Читать книгу Drei Musketiere - Eine verlorene Jugend im Krieg, Band 8 - Frank Hille - Страница 6
Martin Haberkorn, 17. September 1942, Atlantik
ОглавлениеNach bangen Stunden, ob die Maschine durchhalten würde, kam die Landlinie in Sicht. An Bord hatte es die üblichen Aufräum- und Vorbereitungsarbeiten gegeben. Obwohl die Nummer Eins sein übliches Theater mit viel Rumgebrüll aufgeführt hatte nahm das keiner richtig ernst. In knapp 3 Stunden sollten sie es geschafft haben, dann würde das lädierte Boot am Kai anlegen und später in eine Trockenbox transportiert werden. Da die Ausfälle an Bord erheblich waren rechnete Haberkorn damit, dass die Werft wohl einige Zeit benötigen würde, um das Boot wieder instand zu setzen. Insgeheim stellte er sich schon vor, dass er eventuell einige Tage mit Marie verbringen könnte. Natürlich würde das davon abhängen, wie er mit in die Arbeiten eingebunden sein würde.
Das Boot kam mit 7 Knoten Fahrt immer näher an das Land heran, und die Männer auf dem Turm und an den Flakgeschützen im Wintergarten waren sehr aufmerksam. Sobald sie im Schutz der Küstenbatterien waren sollte das Schlimmste vorbei sein aber sie trennten noch gut 5 Seemeilen von der Hafeneinfahrt und Haberkorn hatte sich angewöhnt, erst dann entspannter zu sein, wenn sie angelegt hatten.
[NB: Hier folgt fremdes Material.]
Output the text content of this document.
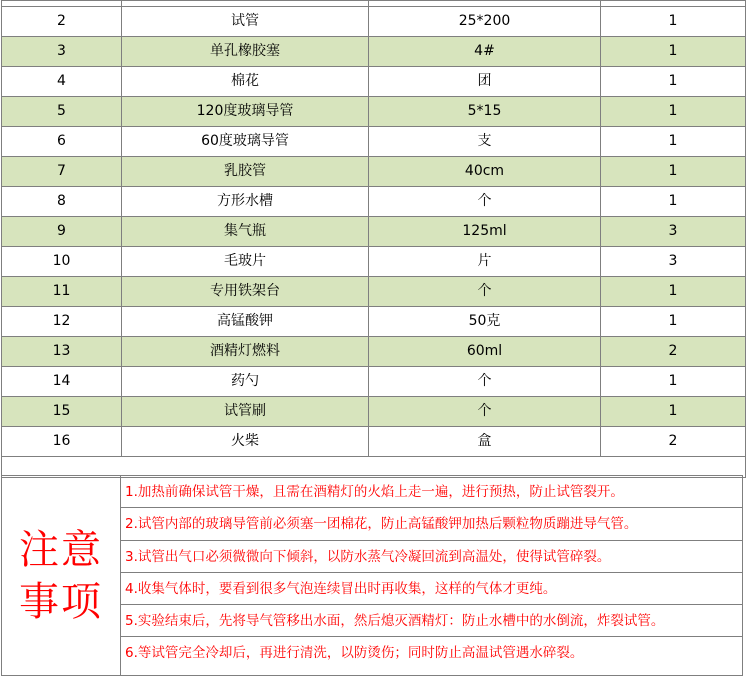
2	试管	25*200	1
3	单孔橡胶塞	4#	1
4	棉花	团	1
5	120度玻璃导管	5*15	1
6	60度玻璃导管	支	1
7	乳胶管	40cm	1
8	方形水槽	个	1
9	集气瓶	125ml	3
10	毛玻片	片	3
11	专用铁架台	个	1
12	高锰酸钾	50克	1
13	酒精灯燃料	60ml	2
14	药勺	个	1
15	试管刷	个	1
16	火柴	盒	2

注意事项
1.加热前确保试管干燥，且需在酒精灯的火焰上走一遍，进行预热，防止试管裂开。
2.试管内部的玻璃导管前必须塞一团棉花，防止高锰酸钾加热后颗粒物质蹦进导气管。
3.试管出气口必须微微向下倾斜，以防水蒸气冷凝回流到高温处，使得试管碎裂。
4.收集气体时，要看到很多气泡连续冒出时再收集，这样的气体才更纯。
5.实验结束后，先将导气管移出水面，然后熄灭酒精灯：防止水槽中的水倒流，炸裂试管。
6.等试管完全冷却后，再进行清洗，以防烫伤；同时防止高温试管遇水碎裂。
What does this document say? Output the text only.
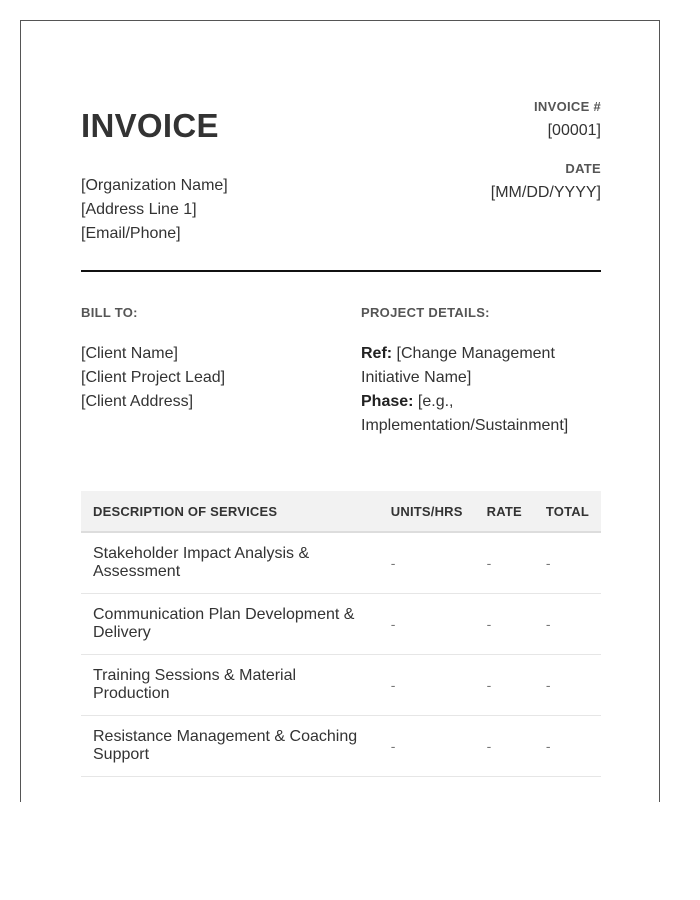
INVOICE
[Organization Name]
[Address Line 1]
[Email/Phone]
INVOICE #
[00001]
DATE
[MM/DD/YYYY]
BILL TO:
[Client Name]
[Client Project Lead]
[Client Address]
PROJECT DETAILS:
Ref: [Change Management Initiative Name]
Phase: [e.g., Implementation/Sustainment]
DESCRIPTION OF SERVICES	UNITS/HRS	RATE	TOTAL
Stakeholder Impact Analysis & Assessment	-	-	-
Communication Plan Development & Delivery	-	-	-
Training Sessions & Material Production	-	-	-
Resistance Management & Coaching Support	-	-	-
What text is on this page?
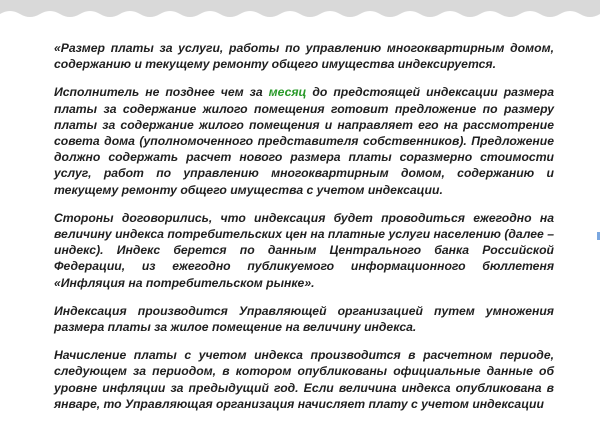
«Размер платы за услуги, работы по управлению многоквартирным домом, содержанию и текущему ремонту общего имущества индексируется.

Исполнитель не позднее чем за месяц до предстоящей индексации размера платы за содержание жилого помещения готовит предложение по размеру платы за содержание жилого помещения и направляет его на рассмотрение совета дома (уполномоченного представителя собственников). Предложение должно содержать расчет нового размера платы соразмерно стоимости услуг, работ по управлению многоквартирным домом, содержанию и текущему ремонту общего имущества с учетом индексации.

Стороны договорились, что индексация будет проводиться ежегодно на величину индекса потребительских цен на платные услуги населению (далее – индекс). Индекс берется по данным Центрального банка Российской Федерации, из ежегодно публикуемого информационного бюллетеня «Инфляция на потребительском рынке».

Индексация производится Управляющей организацией путем умножения размера платы за жилое помещение на величину индекса.

Начисление платы с учетом индекса производится в расчетном периоде, следующем за периодом, в котором опубликованы официальные данные об уровне инфляции за предыдущий год. Если величина индекса опубликована в январе, то Управляющая организация начисляет плату с учетом индексации
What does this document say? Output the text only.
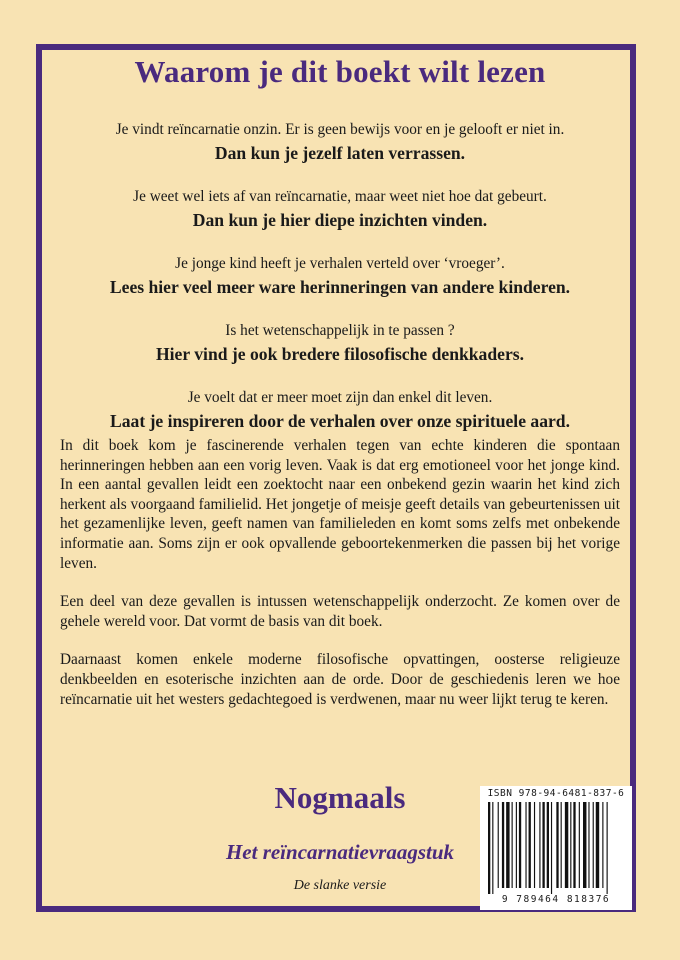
Waarom je dit boekt wilt lezen
Je vindt reïncarnatie onzin. Er is geen bewijs voor en je gelooft er niet in.
Dan kun je jezelf laten verrassen.
Je weet wel iets af van reïncarnatie, maar weet niet hoe dat gebeurt.
Dan kun je hier diepe inzichten vinden.
Je jonge kind heeft je verhalen verteld over ‘vroeger’.
Lees hier veel meer ware herinneringen van andere kinderen.
Is het wetenschappelijk in te passen ?
Hier vind je ook bredere filosofische denkkaders.
Je voelt dat er meer moet zijn dan enkel dit leven.
Laat je inspireren door de verhalen over onze spirituele aard.

In dit boek kom je fascinerende verhalen tegen van echte kinderen die spontaan herinneringen hebben aan een vorig leven. Vaak is dat erg emotioneel voor het jonge kind. In een aantal gevallen leidt een zoektocht naar een onbekend gezin waarin het kind zich herkent als voorgaand familielid. Het jongetje of meisje geeft details van gebeurtenissen uit het gezamenlijke leven, geeft namen van familieleden en komt soms zelfs met onbekende informatie aan. Soms zijn er ook opvallende geboortekenmerken die passen bij het vorige leven.

Een deel van deze gevallen is intussen wetenschappelijk onderzocht. Ze komen over de gehele wereld voor. Dat vormt de basis van dit boek.

Daarnaast komen enkele moderne filosofische opvattingen, oosterse religieuze denkbeelden en esoterische inzichten aan de orde. Door de geschiedenis leren we hoe reïncarnatie uit het westers gedachtegoed is verdwenen, maar nu weer lijkt terug te keren.

Nogmaals
Het reïncarnatievraagstuk
De slanke versie
ISBN 978-94-6481-837-6
9 789464 818376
Tauchen war im flachen Küstenvorfeld ohnehin nicht mehr möglich, wenn sie jetzt angegriffen werden sollten mussten sie die Sache an der Oberfläche durchstehen. Die 3,7 Zentimeter Flak war eine wirkungsvolle Waffe, aber auf der instabilen Plattform eines sich bewegenden U-Bootes gehörte schon eine große Portion Glück dazu, ein Flugzeug abzuschießen. Die 2 Zentimeter Flak hatte zu wenig Durchschlagskraft und diente mehr der Abschreckung anfliegender Maschinen. Als man von Boot aus schon erste Gebäude erkennen konnte näherte sich eine weiße Motorbarkasse.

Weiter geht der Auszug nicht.